Of all the questions I get asked concerning my column, probably the one that I hear most frequently is: but how do your kids feel about it? My answer–as it so often is when it comes to children–is: it depends. For instance, my son, Clyde, is totally nonchalant about the whole thing: in his “I love everybody/everybody loves me” world, there really is no such thing as bad publicity–it’s all good. And then again, there’s the fact that, he is, after all, a guy; in other words, he just doesn’t notice it.
Clementine, on the other hand–being a girl–is much more cognizant of what’s going on; not only does she recognize that I write this column every week, but she is also savvy enough to realize when I am on the lookout for column fodder. When she decided to trim off her eyebrows to Bob Geldof, (The Wall) levels, the first thing she asked me was not how long would it take for them to grow back, but rather how long before I wrote about it. (The answer? About three months–for both).
Sometimes, of course, people don’t just ask me what my kids think about this column; they ask me how I can do that to them. To these people I always tell them one of three things: one, that I had the chance to meet Erma Bombeck’s children a few years ago in Dayton, Ohio, and that they were all completely normal and well-adjusted, (and, in the case of the youngest son, downright HOT); two, that at least I don’t turn my kids into creepy little Hallmark ads haunted by dead Grandpa the way that Bil Keane does; and three, that if my kids don’t like it they can always get their revenge a la Mommy Dearest. As my favorite writing teacher used to say: writing well is the best revenge.

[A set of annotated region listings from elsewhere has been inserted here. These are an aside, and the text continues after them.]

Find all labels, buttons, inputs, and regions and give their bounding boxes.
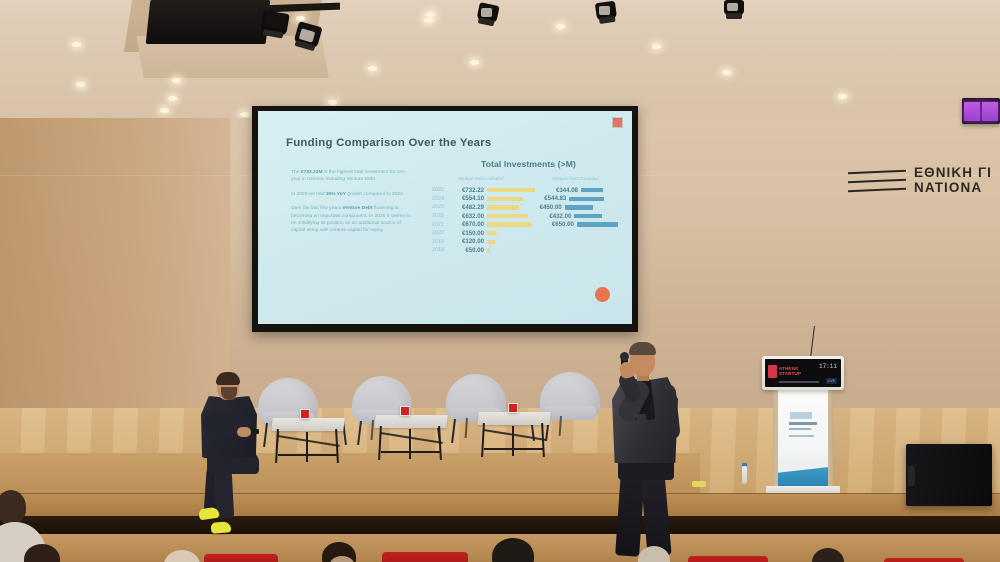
slide-body-text: The €732.22M is the highest total invest… — [291, 169, 413, 242]
left-wall-shadow — [0, 118, 230, 418]
chart-value-included: €670.00 — [450, 221, 484, 228]
chart-value-excluded: €344.08 — [542, 187, 578, 194]
audience-seat — [884, 558, 964, 562]
three-bars-logo-icon — [848, 171, 906, 197]
ceiling-downlight — [168, 96, 177, 101]
led-stage-light-panel — [962, 98, 1000, 124]
chart-cell-included: €50.00 — [450, 247, 490, 254]
ceiling-downlight — [426, 12, 435, 17]
ceiling-downlight — [160, 108, 169, 113]
led-cell — [964, 102, 980, 121]
slide-paragraph: The €732.22M is the highest total invest… — [291, 169, 413, 184]
chart-bar-excluded — [569, 197, 603, 201]
chart-cell-excluded: €650.00 — [538, 221, 618, 228]
chart-value-included: €120.00 — [450, 238, 484, 245]
podium-text-line — [789, 435, 814, 437]
chart-value-excluded: €432.00 — [535, 213, 571, 220]
podium-logo-icon — [768, 365, 777, 378]
chart-bar-included — [487, 222, 531, 226]
lighting-rig — [146, 0, 271, 44]
stage-light-lens — [599, 6, 610, 15]
projection-screen: Funding Comparison Over the Years The €7… — [252, 106, 638, 332]
ceiling-downlight — [76, 82, 85, 87]
chart-bar-excluded — [577, 222, 618, 226]
ceiling-downlight — [470, 60, 479, 65]
ceiling-downlight — [296, 16, 305, 21]
chart-bar-included — [487, 231, 497, 235]
chart-value-included: €554.10 — [450, 195, 484, 202]
microphone-capsule-icon — [620, 352, 629, 361]
chart-year-label: 2024 — [426, 196, 450, 202]
chart-cell-excluded: €544.83 — [530, 195, 603, 202]
chart-row: 2025€732.22€344.08 — [426, 186, 631, 195]
table-marker-cube — [508, 403, 518, 413]
chart-year-label: 2021 — [426, 222, 450, 228]
chart-cell-included: €732.22 — [450, 187, 535, 194]
podium-clock: 17:11 — [819, 363, 837, 370]
ceiling-downlight — [556, 24, 565, 29]
chart-year-label: 2019 — [426, 239, 450, 245]
chart-value-included: €632.00 — [450, 213, 484, 220]
chart-year-label: 2022 — [426, 213, 450, 219]
table-marker-cube — [300, 409, 310, 419]
podium-live-badge: LIVE — [826, 378, 837, 384]
orange-circle-decoration — [595, 287, 610, 302]
speaker-podium: ATHENS STARTUP 17:11 LIVE — [760, 348, 846, 496]
chart-row: 2022€632.00€432.00 — [426, 212, 631, 221]
chart-cell-included: €120.00 — [450, 238, 495, 245]
chart-value-included: €150.00 — [450, 230, 484, 237]
yellow-sneaker — [198, 507, 219, 521]
chart-row: 2018€50.00 — [426, 246, 631, 255]
stage-light-lens — [727, 3, 738, 11]
standing-speaker — [600, 340, 696, 558]
chart-cell-included: €554.10 — [450, 195, 523, 202]
chart-year-label: 2025 — [426, 187, 450, 193]
audience-seat — [688, 556, 768, 562]
podium-screen-subtext — [779, 381, 819, 383]
chart-legend: Venture Debt included Venture Debt Exclu… — [426, 176, 631, 184]
slide-paragraph: In 2025 we had 35% YoY growth compared t… — [291, 191, 413, 198]
venue-signage: ΕΘΝΙΚΗ ΓΙ NATIONA — [848, 160, 1000, 212]
podium-display: ATHENS STARTUP 17:11 LIVE — [762, 356, 844, 390]
chart-value-included: €732.22 — [450, 187, 484, 194]
stage-base-shadow — [0, 516, 1000, 536]
ceiling-downlight — [722, 70, 731, 75]
chart-bar-excluded — [565, 205, 593, 209]
audience-seat — [204, 554, 278, 562]
chart-cell-excluded: €450.00 — [526, 204, 593, 211]
pa-loudspeaker — [906, 444, 992, 506]
led-cell — [982, 102, 998, 121]
chart-cell-excluded: €344.08 — [542, 187, 603, 194]
audience-head — [164, 550, 200, 562]
audience-head — [492, 538, 534, 562]
chart-year-label: 2018 — [426, 247, 450, 253]
legend-series-included: Venture Debt included — [458, 176, 504, 181]
stage-light — [260, 10, 289, 36]
presentation-slide: Funding Comparison Over the Years The €7… — [258, 111, 632, 324]
podium-text-line — [789, 428, 811, 430]
seated-panelist — [193, 374, 273, 534]
chart-row: 2023€482.29€450.00 — [426, 203, 631, 212]
signage-line-english: NATIONA — [914, 181, 992, 196]
podium-base — [766, 486, 840, 493]
chart-bar-included — [487, 240, 495, 244]
chart-value-excluded: €450.00 — [526, 204, 562, 211]
chart-bar-included — [487, 197, 523, 201]
chart-value-excluded: €544.83 — [530, 195, 566, 202]
ceiling-downlight — [652, 44, 661, 49]
chart-title: Total Investments (>M) — [426, 159, 631, 169]
legend-series-excluded: Venture Debt Excluded — [552, 176, 599, 181]
chart-year-label: 2023 — [426, 204, 450, 210]
chart-bar-included — [487, 188, 535, 192]
chart-year-label: 2020 — [426, 230, 450, 236]
chart-cell-included: €632.00 — [450, 213, 528, 220]
podium-front-panel — [778, 390, 828, 486]
water-bottle — [742, 466, 747, 484]
chart-value-excluded: €650.00 — [538, 221, 574, 228]
stage-light-lens — [481, 8, 492, 17]
ceiling-downlight — [328, 100, 337, 105]
audience-head — [812, 548, 844, 562]
chart-rows: 2025€732.22€344.082024€554.10€544.832023… — [426, 186, 631, 255]
chart-row: 2020€150.00 — [426, 229, 631, 238]
chart-value-included: €482.29 — [450, 204, 484, 211]
chart-cell-included: €482.29 — [450, 204, 519, 211]
ceiling-downlight — [172, 78, 181, 83]
pa-loudspeaker-handle — [908, 466, 915, 486]
chart-row: 2024€554.10€544.83 — [426, 195, 631, 204]
orange-square-logo-icon — [612, 117, 623, 128]
conference-stage-photo: ΕΘΝΙΚΗ ΓΙ NATIONA Funding Comparison Ove… — [0, 0, 1000, 562]
slide-title: Funding Comparison Over the Years — [286, 137, 492, 149]
investments-chart: Total Investments (>M) Venture Debt incl… — [426, 159, 631, 255]
slide-paragraph: Over the last few years Venture Debt fin… — [291, 205, 413, 235]
audience-seat — [382, 552, 468, 562]
ceiling-downlight — [72, 42, 81, 47]
chart-bar-excluded — [574, 214, 601, 218]
ceiling — [0, 0, 1000, 120]
chart-bar-included — [487, 248, 490, 252]
chart-bar-included — [487, 214, 528, 218]
ceiling-downlight — [368, 66, 377, 71]
yellow-sneaker — [211, 521, 232, 533]
chart-bar-excluded — [581, 188, 603, 192]
chart-cell-included: €670.00 — [450, 221, 531, 228]
podium-text-line — [789, 422, 817, 425]
stage-object-yellow — [692, 481, 706, 487]
stage-front-face — [0, 494, 1000, 518]
ceiling-downlight — [240, 112, 249, 117]
podium-brand-text: ATHENS STARTUP — [779, 366, 801, 376]
audience-head — [638, 546, 670, 562]
audience-head — [24, 544, 60, 562]
ceiling-downlight — [424, 18, 433, 23]
chart-cell-excluded: €432.00 — [535, 213, 601, 220]
signage-text: ΕΘΝΙΚΗ ΓΙ NATIONA — [914, 166, 992, 195]
ceiling-downlight — [838, 94, 847, 99]
chart-value-included: €50.00 — [450, 247, 484, 254]
audience-head — [0, 490, 26, 524]
chart-row: 2021€670.00€650.00 — [426, 220, 631, 229]
podium-logo-mark — [790, 412, 812, 419]
chart-cell-included: €150.00 — [450, 230, 497, 237]
table-marker-cube — [400, 406, 410, 416]
audience-foreground — [0, 534, 1000, 562]
podium-post — [828, 390, 833, 488]
chart-bar-included — [487, 205, 519, 209]
chart-row: 2019€120.00 — [426, 238, 631, 247]
signage-line-greek: ΕΘΝΙΚΗ ΓΙ — [914, 166, 992, 181]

In the case of number three, however; while I might say that they are welcome to get their revenge in their own writing, the truth is that I’ve always believed that I would have years and years to prepare myself before those literary chickens came home to roost–years until the unflattering biographies started coming out. After all, I figured they would at least have to learn the basics of a five paragraph essay before they could pillory me in print, or even how to successfully use spell check. Unfortunately, though, I forgot about one thing: the song. I forgot that you don’t have to know how to spell to write a song.
That’s why it caught me off guard when Clementine wrote her first angsty rock song about me. It’s about my supposed cleaning “fetish,” and it’s called “Put It Away.” In it, I come across as some sort of neurotic neat freak. In other words, it is spot on.
It kicks off with a sort of primal scream, which, as Clementine delights in telling her audience, is the sound I make whenever I walk in the front door and find the living room knee-deep in books, shoes, toys, and teetering glasses of sticky lemonade. Then it launches into the chorus:
Put your things away/ before I throw them in the trash/and if I find them out again/I will kick you in the [electric keyboard bleep]. (That last part is actually an improvement over my usual vocabulary; I don’t often carry around a keyboard so that I can bleep myself, although I probably should.)
Although this is only her first foray into song-writing revenge, something tells me that it won’t be her last. That is, if she can only start remembering to put her amp and bass away when she’s done with them. They’re both rentals, so I can’t really “throw it in the trash.” I can, however, still kick her in the [electric keyboard bleep].